Okay, I'm not trying to attack anyone specifically, because the desire to to utilize resources more effectively to improve the quality of life is always an admirable thing. However, Sure's statement still sums up the problem.
It's usually the same people who demand (insert name of prosperous nation here) should do more to help protect the citizens of some other sovereign nation who are victims of a ruthless dictatorship who will just as quickly march on the capital to protest the government's policy of trying to "police the world" with shouts of "no blood for oil" after ousting a dictator who used chemical warfare against his own people.

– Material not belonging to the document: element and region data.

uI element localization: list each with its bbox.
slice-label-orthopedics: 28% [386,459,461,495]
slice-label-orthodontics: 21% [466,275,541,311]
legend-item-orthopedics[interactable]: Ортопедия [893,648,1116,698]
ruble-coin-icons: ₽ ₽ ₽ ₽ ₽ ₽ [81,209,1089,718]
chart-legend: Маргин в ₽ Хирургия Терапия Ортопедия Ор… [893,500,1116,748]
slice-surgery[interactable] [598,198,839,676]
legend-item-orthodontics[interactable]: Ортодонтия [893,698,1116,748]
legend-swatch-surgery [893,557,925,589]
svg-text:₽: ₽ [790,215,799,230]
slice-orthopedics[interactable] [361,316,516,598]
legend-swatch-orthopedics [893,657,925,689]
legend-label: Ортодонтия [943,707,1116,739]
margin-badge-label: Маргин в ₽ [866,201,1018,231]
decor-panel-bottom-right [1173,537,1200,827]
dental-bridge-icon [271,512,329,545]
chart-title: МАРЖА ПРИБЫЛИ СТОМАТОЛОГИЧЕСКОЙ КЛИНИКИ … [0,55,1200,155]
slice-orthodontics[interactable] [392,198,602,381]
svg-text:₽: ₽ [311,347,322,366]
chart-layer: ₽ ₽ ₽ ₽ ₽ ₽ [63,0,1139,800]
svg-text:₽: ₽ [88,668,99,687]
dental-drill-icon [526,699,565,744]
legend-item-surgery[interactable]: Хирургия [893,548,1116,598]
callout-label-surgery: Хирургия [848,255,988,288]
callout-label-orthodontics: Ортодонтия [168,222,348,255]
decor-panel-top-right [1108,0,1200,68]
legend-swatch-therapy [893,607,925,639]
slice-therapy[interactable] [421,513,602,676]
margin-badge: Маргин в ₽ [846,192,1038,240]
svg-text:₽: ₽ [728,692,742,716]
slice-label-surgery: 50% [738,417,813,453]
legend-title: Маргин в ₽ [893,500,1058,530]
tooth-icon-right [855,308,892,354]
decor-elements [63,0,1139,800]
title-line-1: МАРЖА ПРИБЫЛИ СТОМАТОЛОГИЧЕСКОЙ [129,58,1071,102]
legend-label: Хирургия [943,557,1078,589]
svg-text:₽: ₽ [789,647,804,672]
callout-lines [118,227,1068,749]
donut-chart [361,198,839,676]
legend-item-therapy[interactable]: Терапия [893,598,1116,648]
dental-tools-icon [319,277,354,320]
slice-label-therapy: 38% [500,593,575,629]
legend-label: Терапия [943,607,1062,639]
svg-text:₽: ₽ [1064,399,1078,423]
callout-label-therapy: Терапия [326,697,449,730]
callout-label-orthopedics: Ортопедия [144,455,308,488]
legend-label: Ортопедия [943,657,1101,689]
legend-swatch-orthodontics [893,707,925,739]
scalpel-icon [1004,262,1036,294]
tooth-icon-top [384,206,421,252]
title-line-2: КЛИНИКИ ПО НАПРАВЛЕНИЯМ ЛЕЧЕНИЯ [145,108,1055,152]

A purely hypothetical situation, you understand, but the point I hope is made.
Likewise, the tendency of people to protest the presence of police in their neighborhood (just there to "harass" people minding their own business) are the same people who shout the loudest when the police failed to prevent the theft of their kid's bicycle left unattended in the driveway overnight.
Oh, and back to the original topic?
Bottom line is, people are going to eventually die of something. I don't see the problem as a "rise" in incidences of cancer and heart disease. Back when the average life expectancy was much much lower, people died of smallpox and cholera and infections from injuries before they had lived long enough to develop cancer or heart disease.
So, if tomorrow a "cure" for these conditions were developed, don't you think we might see a "rise" in the incidence of death from something else? And people will scratch their heads and wonder why we're seeing more and more of it.
At least it will provide a filler for slow news days.